The other thing the team were in touch about was the clinical trial that I'm on. I'll briefly go over it for those who have forgotten about it. The trial is on a process called Ex-vivo Lung Perfusion where they take harvested lungs and, using a modified heart-lung bypass machine flood the lungs with oxygen and electrolyte solutions to not only identify more clearly which lungs are actually genuinely viable, but to increase the numbers of them which are good for transplant. Lungs are notoriously difficult to gauge and so the number of them that make it through from harvest to transplant was, up until this trial started, a paltry 20%. So only 1 in 5 were of use. With the EvLP technique that number is now approaching 60%, trebling the number of lungs that can be used. This increases everybody's chances of a match but, perhaps more importantly, gives the doctors a much better understanding of what constitutes a viable set of lungs in the first place. Now the team behind the trial were in contact with new consent forms for me to sign as the trial, which is now a worldwide team effort, has changed in such ways that they legally need me to sign off as still being willing to participate. The news that instead of using the modified bypass machine a bespoke instrument is now being used for the procedure I see as a great leap forward and can find no reason at all to not remain on the list. I might get a set of lungs that's been through it and I might get a conventional set, I don't care really, except the science nerd in me wants to have been part of something groundbreaking. A particularly idiotic thought bearing in mind just how amazing simply having a conventional transplant really is if you stop and think of the logistics of it all.

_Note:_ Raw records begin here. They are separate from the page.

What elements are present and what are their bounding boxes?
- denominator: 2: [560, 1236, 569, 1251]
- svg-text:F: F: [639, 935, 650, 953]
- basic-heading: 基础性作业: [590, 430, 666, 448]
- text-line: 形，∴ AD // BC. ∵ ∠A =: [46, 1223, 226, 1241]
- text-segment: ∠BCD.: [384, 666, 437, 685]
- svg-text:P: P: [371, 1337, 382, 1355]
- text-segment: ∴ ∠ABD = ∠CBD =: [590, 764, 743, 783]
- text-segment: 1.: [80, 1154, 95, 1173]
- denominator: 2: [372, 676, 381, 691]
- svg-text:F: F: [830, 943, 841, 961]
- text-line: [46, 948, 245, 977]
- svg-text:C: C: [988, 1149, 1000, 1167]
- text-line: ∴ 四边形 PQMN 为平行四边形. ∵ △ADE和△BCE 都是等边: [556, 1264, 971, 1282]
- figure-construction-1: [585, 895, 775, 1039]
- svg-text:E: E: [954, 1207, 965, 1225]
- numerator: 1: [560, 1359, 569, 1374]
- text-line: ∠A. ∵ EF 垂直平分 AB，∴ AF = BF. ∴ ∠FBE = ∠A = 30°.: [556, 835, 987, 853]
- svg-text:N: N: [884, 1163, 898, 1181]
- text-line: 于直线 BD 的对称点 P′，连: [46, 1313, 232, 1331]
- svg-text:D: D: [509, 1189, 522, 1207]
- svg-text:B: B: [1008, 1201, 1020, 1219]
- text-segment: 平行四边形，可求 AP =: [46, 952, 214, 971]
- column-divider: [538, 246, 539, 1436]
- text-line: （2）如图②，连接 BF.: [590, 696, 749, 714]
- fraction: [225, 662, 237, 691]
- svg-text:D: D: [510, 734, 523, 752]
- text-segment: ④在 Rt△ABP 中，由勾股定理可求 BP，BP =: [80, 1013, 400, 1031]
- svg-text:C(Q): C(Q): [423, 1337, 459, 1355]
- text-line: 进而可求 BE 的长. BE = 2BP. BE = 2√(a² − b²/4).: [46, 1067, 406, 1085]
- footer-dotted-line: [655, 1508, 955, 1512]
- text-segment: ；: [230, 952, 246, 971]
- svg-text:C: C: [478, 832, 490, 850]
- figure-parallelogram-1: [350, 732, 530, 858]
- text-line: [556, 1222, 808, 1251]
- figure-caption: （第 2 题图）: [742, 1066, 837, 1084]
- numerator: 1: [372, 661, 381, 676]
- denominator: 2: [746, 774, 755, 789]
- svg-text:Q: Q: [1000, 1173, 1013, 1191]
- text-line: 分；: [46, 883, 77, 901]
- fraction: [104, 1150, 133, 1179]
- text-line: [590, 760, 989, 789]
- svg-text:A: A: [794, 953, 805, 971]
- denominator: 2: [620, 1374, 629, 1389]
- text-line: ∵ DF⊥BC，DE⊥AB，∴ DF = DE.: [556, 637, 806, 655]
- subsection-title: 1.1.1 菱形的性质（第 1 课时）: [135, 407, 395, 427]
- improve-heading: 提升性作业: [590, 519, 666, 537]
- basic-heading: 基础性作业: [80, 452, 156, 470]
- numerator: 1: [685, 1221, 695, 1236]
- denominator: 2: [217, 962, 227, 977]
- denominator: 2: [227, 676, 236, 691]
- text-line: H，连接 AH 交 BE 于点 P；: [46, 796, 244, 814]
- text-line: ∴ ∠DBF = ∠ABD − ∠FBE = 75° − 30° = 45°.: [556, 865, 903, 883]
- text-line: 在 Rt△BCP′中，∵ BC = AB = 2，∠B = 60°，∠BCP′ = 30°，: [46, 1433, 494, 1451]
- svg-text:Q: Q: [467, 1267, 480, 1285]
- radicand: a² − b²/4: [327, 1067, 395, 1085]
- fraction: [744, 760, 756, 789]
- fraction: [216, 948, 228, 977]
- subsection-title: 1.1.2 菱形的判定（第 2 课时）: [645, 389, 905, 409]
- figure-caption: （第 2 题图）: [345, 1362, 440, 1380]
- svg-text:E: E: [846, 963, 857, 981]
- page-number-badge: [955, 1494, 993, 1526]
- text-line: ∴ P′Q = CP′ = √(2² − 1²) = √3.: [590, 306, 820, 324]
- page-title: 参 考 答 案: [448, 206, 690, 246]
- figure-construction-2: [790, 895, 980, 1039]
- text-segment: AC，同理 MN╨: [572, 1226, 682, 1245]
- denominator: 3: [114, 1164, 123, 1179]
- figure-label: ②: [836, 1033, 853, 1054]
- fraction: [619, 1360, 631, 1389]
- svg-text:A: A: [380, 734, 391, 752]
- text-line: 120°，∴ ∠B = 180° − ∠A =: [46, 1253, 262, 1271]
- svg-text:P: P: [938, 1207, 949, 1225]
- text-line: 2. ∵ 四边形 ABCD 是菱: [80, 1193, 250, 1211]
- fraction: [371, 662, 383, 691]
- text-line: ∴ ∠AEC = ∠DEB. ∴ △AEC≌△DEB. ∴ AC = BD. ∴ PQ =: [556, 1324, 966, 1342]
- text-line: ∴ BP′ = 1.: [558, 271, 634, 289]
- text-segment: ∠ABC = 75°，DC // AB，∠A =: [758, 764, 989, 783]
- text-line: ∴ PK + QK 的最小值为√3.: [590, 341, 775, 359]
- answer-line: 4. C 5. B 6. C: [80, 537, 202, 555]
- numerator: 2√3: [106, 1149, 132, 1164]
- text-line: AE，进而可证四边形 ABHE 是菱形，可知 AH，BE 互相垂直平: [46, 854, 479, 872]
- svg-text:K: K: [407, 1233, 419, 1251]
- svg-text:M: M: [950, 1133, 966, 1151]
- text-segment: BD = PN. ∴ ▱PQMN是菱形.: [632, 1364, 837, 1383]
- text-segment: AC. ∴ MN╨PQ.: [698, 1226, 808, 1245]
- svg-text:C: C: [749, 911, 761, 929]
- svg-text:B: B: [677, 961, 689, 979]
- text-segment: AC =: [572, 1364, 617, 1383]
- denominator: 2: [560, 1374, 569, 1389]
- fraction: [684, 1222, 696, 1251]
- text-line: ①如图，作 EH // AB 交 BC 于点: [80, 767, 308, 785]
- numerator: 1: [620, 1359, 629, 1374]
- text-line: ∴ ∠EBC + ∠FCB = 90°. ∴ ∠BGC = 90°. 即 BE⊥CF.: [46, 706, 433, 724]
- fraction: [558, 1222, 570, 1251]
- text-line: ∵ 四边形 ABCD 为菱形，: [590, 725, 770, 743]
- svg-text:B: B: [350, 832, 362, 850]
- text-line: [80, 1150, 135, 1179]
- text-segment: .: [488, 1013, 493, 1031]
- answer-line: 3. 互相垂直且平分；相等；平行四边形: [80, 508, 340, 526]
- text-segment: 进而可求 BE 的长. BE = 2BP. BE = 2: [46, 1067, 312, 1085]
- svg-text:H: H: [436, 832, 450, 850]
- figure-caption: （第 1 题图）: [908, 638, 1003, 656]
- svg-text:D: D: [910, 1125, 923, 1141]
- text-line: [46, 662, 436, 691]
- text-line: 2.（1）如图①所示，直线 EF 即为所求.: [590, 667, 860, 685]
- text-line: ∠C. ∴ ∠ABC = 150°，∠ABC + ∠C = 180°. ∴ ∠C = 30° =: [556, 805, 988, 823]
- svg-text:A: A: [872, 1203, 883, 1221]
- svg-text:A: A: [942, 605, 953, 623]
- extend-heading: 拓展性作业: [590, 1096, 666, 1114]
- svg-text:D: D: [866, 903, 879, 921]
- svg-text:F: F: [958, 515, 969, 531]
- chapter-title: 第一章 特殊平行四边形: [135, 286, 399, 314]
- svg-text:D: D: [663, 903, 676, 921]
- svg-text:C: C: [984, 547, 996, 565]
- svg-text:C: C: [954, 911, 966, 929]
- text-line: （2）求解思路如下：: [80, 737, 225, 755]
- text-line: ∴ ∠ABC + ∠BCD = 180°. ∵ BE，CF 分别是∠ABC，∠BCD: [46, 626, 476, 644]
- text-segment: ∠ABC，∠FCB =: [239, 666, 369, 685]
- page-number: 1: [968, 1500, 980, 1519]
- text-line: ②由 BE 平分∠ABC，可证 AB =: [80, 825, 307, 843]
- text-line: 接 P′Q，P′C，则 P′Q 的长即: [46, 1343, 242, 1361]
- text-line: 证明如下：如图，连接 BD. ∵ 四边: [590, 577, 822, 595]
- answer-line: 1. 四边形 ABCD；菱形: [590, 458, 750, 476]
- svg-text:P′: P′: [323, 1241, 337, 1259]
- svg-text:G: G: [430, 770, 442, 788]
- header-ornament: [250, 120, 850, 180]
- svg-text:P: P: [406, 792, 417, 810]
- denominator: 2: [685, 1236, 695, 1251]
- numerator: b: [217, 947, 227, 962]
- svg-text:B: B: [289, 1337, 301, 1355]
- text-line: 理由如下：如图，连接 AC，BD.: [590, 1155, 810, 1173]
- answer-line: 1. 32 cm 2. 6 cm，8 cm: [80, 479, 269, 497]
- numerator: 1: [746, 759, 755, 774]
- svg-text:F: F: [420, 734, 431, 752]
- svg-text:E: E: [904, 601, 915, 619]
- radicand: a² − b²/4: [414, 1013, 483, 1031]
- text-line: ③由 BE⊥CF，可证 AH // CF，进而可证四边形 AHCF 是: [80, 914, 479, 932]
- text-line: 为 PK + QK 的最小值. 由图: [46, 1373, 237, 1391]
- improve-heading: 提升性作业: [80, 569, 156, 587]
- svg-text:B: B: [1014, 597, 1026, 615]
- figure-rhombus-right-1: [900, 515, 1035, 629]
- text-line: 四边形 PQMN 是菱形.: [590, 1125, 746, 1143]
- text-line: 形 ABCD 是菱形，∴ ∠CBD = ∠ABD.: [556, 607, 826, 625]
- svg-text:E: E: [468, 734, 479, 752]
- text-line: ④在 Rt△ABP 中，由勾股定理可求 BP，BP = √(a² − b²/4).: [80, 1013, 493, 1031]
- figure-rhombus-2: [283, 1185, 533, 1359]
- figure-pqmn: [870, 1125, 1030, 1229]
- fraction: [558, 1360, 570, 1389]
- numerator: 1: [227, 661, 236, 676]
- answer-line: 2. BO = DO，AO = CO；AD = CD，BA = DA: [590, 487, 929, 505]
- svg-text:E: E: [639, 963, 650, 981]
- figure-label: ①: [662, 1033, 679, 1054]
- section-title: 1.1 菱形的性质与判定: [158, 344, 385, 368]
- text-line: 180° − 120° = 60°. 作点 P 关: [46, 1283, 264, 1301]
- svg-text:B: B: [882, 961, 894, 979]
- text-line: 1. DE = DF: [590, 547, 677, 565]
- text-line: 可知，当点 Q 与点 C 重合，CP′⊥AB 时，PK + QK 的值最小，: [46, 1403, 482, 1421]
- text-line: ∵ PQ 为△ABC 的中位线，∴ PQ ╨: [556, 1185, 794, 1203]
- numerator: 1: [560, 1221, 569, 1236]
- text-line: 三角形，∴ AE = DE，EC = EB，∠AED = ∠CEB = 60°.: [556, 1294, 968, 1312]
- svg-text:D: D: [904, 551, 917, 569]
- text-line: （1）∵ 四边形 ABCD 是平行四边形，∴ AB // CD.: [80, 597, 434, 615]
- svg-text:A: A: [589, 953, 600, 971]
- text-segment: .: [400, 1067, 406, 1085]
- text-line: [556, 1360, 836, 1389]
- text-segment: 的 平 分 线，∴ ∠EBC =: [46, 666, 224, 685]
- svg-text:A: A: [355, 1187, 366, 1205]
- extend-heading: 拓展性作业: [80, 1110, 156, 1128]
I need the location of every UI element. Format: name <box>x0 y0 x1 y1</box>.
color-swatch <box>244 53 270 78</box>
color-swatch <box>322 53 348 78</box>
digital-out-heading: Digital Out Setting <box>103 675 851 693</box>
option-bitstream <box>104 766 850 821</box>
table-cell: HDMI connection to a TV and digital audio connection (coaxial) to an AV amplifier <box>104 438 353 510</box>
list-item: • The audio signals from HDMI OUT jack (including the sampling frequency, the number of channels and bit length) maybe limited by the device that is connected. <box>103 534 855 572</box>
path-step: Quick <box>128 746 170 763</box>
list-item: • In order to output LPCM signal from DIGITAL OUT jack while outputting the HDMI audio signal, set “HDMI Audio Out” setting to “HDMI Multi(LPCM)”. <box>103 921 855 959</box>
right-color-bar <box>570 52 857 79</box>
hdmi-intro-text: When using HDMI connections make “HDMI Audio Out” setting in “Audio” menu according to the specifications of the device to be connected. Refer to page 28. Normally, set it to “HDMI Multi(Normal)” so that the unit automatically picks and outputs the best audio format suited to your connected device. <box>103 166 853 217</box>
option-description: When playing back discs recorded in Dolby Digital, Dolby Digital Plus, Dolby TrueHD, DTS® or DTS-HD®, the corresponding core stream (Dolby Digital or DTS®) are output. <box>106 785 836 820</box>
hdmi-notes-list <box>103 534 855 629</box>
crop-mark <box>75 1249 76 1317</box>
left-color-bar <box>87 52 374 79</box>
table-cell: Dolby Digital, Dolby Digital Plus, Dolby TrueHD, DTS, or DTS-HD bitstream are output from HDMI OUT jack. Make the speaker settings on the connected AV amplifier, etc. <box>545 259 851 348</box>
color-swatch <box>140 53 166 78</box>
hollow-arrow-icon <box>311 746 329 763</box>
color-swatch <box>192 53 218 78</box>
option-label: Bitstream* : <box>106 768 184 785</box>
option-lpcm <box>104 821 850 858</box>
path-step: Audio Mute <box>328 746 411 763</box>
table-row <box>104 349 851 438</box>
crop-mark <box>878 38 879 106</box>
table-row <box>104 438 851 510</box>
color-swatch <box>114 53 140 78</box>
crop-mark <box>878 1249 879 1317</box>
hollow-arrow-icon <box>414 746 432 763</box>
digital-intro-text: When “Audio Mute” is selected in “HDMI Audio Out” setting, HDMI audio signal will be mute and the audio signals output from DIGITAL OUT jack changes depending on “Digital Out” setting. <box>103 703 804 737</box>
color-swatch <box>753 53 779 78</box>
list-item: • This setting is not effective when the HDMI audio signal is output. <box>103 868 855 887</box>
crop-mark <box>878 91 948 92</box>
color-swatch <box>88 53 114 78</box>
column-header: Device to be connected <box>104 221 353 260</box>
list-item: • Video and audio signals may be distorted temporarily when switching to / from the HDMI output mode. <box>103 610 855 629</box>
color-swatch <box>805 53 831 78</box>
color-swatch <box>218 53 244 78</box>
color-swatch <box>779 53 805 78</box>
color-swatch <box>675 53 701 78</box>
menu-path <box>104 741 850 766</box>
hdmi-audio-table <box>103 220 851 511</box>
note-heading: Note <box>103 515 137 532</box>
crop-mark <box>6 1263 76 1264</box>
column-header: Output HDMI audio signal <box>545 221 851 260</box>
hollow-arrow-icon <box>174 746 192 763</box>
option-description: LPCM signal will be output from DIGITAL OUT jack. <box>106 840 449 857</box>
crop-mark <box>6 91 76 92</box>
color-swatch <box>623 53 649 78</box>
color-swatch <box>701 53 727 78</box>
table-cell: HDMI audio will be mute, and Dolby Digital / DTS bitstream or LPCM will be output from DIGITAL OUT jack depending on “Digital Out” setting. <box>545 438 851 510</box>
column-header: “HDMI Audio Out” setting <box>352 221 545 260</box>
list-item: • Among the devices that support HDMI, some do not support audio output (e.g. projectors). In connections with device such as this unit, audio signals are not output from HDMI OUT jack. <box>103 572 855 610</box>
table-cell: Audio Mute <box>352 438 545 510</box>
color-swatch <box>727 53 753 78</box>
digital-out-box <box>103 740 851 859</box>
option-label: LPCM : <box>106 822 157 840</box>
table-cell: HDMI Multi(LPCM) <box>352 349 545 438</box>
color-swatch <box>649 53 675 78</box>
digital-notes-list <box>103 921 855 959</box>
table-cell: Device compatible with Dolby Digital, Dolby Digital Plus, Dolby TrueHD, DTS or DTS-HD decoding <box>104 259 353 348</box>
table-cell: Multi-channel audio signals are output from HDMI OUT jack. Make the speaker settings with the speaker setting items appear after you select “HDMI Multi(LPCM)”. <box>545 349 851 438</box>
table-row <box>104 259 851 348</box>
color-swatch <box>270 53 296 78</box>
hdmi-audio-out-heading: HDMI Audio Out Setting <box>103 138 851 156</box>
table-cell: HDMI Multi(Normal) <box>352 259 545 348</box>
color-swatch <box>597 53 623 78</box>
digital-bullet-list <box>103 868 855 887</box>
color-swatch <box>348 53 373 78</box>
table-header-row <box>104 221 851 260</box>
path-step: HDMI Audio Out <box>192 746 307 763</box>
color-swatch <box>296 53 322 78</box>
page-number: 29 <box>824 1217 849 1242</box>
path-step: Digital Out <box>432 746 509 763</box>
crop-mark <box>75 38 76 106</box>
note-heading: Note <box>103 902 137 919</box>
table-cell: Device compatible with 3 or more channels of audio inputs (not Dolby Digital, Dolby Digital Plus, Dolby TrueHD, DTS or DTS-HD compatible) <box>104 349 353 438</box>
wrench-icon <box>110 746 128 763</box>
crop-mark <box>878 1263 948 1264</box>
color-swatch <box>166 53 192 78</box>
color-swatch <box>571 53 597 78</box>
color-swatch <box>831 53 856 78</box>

So there we are, things are looking good and at a year past my being placed on the transplant list I'm still well within the average time it takes to reach transplant so I'm relatively happy. I'd be happier if I could get out more but that hasn't been an issue of late as lots of people have come to see me. The main one being my best friend Dave, who currently lives in America. He's been all over the place for the last 6 or 7 years so when he is home he does seem to spend a lot of time here. In his week and a half at home I had three sessions; two of about four hours with other friends present and one seven hour session just us watching the tennis. This harked back to my time post bone marrow transplant when Dave and another mate Owen would give up their Friday nights out in town to come and sit with me, and they'd get drunk and eat Haribo sweets while we watched the wrestling and they eventually fell asleep sometime in the small hours before getting poured into a taxi home. Dave worked his way through 11 bottles of beer and a bottle of wine (and a bag of Haribo sweets) during those seven hours for which I can only praise him. He's a machine - he was getting through a bottle of beer nearly every other game at one point it was so tense. It was the Murray - Verdasco match where Murray came from two sets down to win so it was perhaps understandable.

So he's away back again but he's back in August to deal with selling his flat in Glasgow and it'll be great to see him again. I really do miss him terribly. In reality him and Owen have always been the two friends who would visit the most often as well as rallying others to visit too and now they've gone and moved to different countries like the self centred bastards they are. 

Dave's got all sorts of plans for the two of us once I'm well enough to execute them. I think thoughts like that keep him going to be honest so I'm never going to disabuse him of the notion that I'll be in anything other than full health again post transplant. He deserves the hope.